My question is similar to this one. I am trying to fill in the missing steps of the Bellman equation for a Markov Decision Process:
I will focus on the first term of the sum $R_{t+1} + \gamma \sum_{k=0}^{\infty}\gamma^kR_{t+k+2}.$
Here's my attempt:
$$ \begin{align} & E_{\pi}[R_{t+1}|S_t=s] \\ &= \sum_{s'} \sum_a E_{\pi}[R_{t+1}|S_t=s, S_{t+1}=s',A_t=a]P(S_{t+1}=s',A_t=a)\\ & =\sum_{s', a, r} rP(R_{t+1}=r|S_t=s, S_{t+1}=s', A_t=a)P(S_{t+1}=s', A_t=a)\\ &= \sum_{s', a, r} r \frac{P(R_{t+1}=r,S_t=s, S_{t+1}=s', A_t=a)}{P(S_t=s, S_{t+1}=s',A_t=a)}P(S_{t+1}=s', A_t=a)\\ &= \sum_{s', a, r} r \frac{P(S_{t+1}=s', R_{t+1}=r|S_t=s, A_t=a)P(S_t=s,A_t=a)}{P(S_t=s, S_{t+1}=s',A_t=a)}P(S_{t+1}=s', A_t=a)\\ &= \sum_{s', a, r} r \frac{p(s',r|s,a)P(A_t=a|S_t=s)P(S_t=s))}{P(S_t=s, S_{t+1}=s',A_t=a)}P(S_{t+1}=s', A_t=a)\\ &= \sum_aP(A_t=a|S_t=s)\sum_{s',r}r p(s',r|s,a) \frac{P(S_t=s)P(S_{t+1}=s', A_t=a)}{P(S_t=s, S_{t+1}=s', A_t=a)} \end{align}$$
Some questions:
Is it true that $P(S_t=s, S_{t+1}=s', A_t=a) = P(S_t=s)P(S_{t+1}=s', A_t=a)$? I am under the impression that the next state depends on both the action taken and the previous state? I.e. are these events independent or not?
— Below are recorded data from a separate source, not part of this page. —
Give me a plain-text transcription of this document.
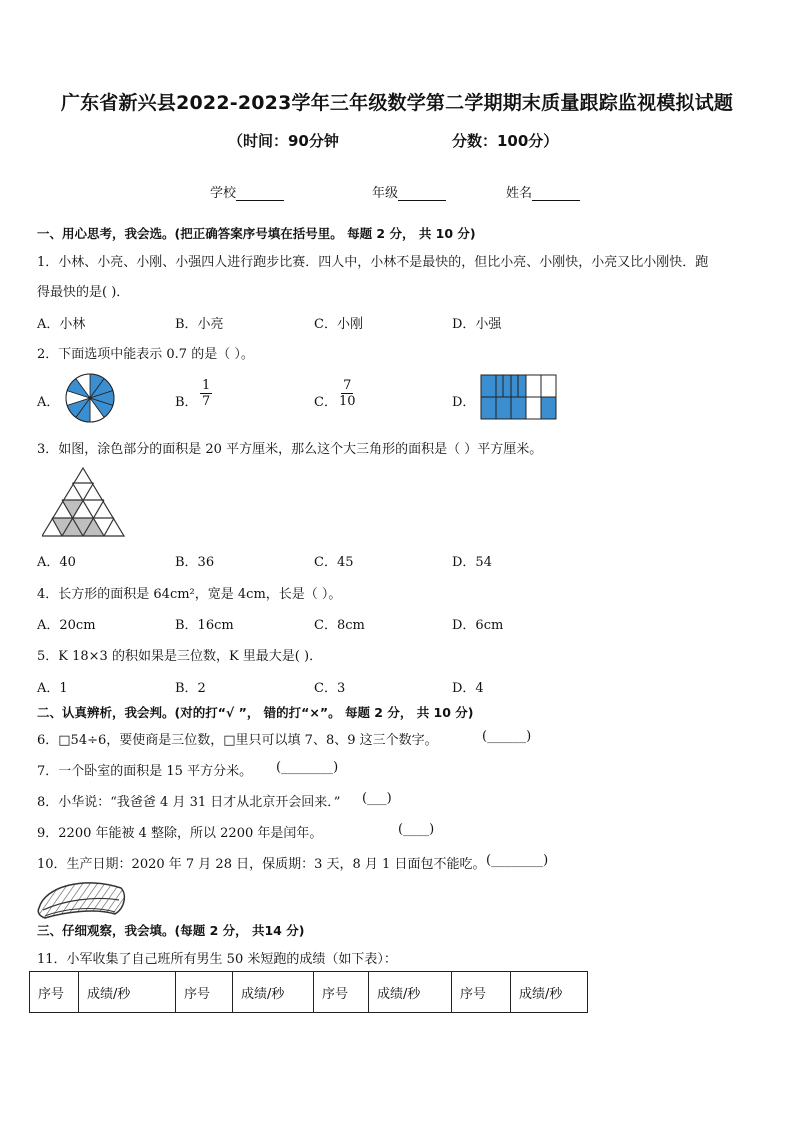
广东省新兴县2022-2023学年三年级数学第二学期期末质量跟踪监视模拟试题
（时间：90分钟	分数：100分）
学校	年级	姓名
一、用心思考，我会选。(把正确答案序号填在括号里。 每题 2 分， 共 10 分)
1．小林、小亮、小刚、小强四人进行跑步比赛．四人中，小林不是最快的，但比小亮、小刚快，小亮又比小刚快．跑
得最快的是( )．
A．小林	B．小亮	C．小刚	D．小强
2．下面选项中能表示 0.7 的是（ ）。
A．	B． $\frac{1}{7}$	C． $\frac{7}{10}$	D．
3．如图，涂色部分的面积是 20 平方厘米，那么这个大三角形的面积是（ ）平方厘米。
A．40	B．36	C．45	D．54
4．长方形的面积是 64cm²，宽是 4cm，长是（ ）。
A．20cm	B．16cm	C．8cm	D．6cm
5．K 18×3 的积如果是三位数，K 里最大是( )．
A．1	B．2	C．3	D．4
二、认真辨析，我会判。(对的打“√ ”， 错的打“×”。 每题 2 分， 共 10 分)
6．□54÷6，要使商是三位数，□里只可以填 7、8、9 这三个数字。	(______)
7．一个卧室的面积是 15 平方分米。 (________)
8．小华说：“我爸爸 4 月 31 日才从北京开会回来．” (___)
9．2200 年能被 4 整除，所以 2200 年是闰年。	(____)
10．生产日期：2020 年 7 月 28 日，保质期：3 天，8 月 1 日面包不能吃。 (________)
三、仔细观察，我会填。(每题 2 分， 共14 分)
11．小军收集了自己班所有男生 50 米短跑的成绩（如下表）：
序号	成绩/秒	序号	成绩/秒	序号	成绩/秒	序号	成绩/秒
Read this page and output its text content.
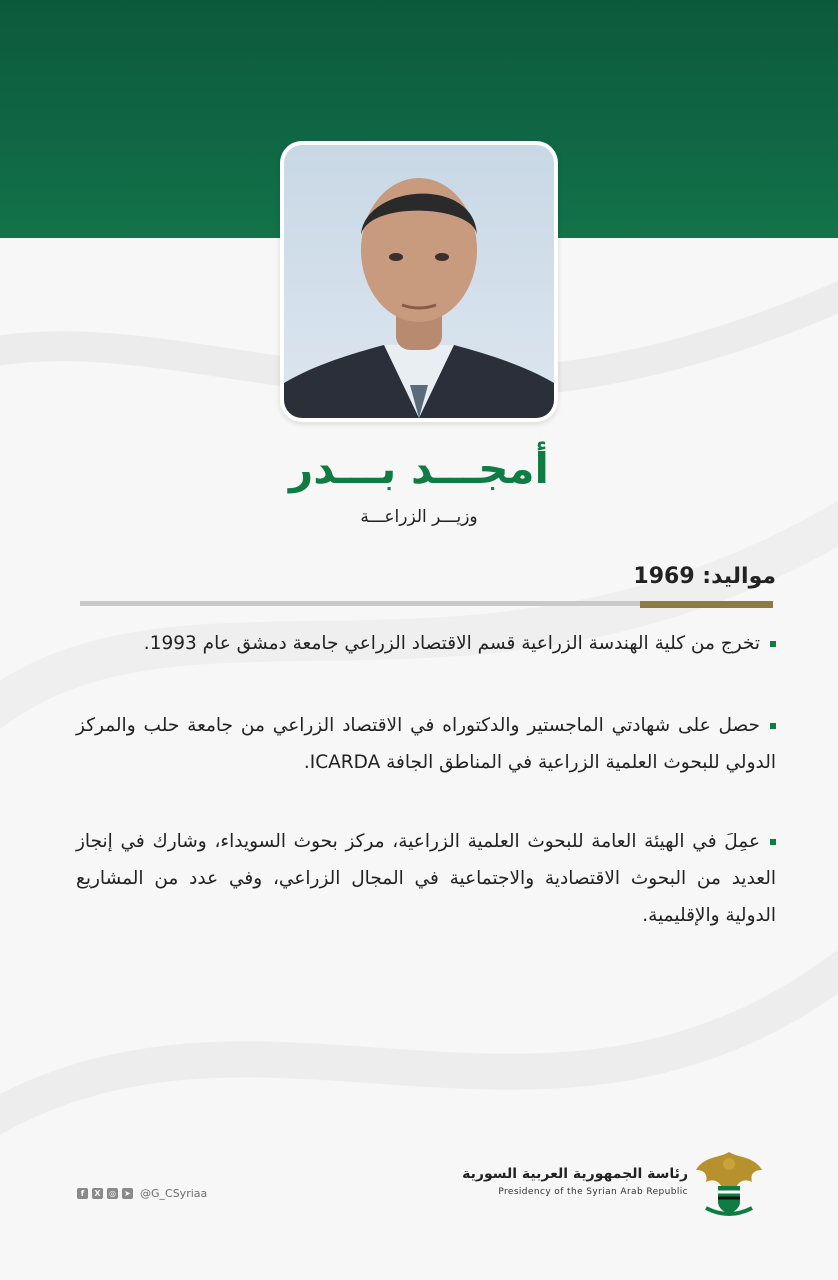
أمجـــد بـــدر
وزيـــر الزراعـــة
مواليد: 1969
تخرج من كلية الهندسة الزراعية قسم الاقتصاد الزراعي جامعة دمشق عام 1993.
حصل على شهادتي الماجستير والدكتوراه في الاقتصاد الزراعي من جامعة حلب والمركز الدولي للبحوث العلمية الزراعية في المناطق الجافة ICARDA.
عمِلَ في الهيئة العامة للبحوث العلمية الزراعية، مركز بحوث السويداء، وشارك في إنجاز العديد من البحوث الاقتصادية والاجتماعية في المجال الزراعي، وفي عدد من المشاريع الدولية والإقليمية.
f	X	◎ ➤ @G_CSyriaa
رئاسة الجمهورية العربية السورية
Presidency of the Syrian Arab Republic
If we do have independence, then is my derivation correct? Is there a simpler way to show the result?
I'm also a bit confused about the two underlying distributions here: $p$ and $\pi$. Are they in no way related to each other? Isn't it possible that $p(s',r|s,a) = P(S_{t+1}=s', R_{t+1}=r|S_t=s,A_t=a)$ induces a distribution on $P(A_t=a|S_t=s) = \pi(a|s)$?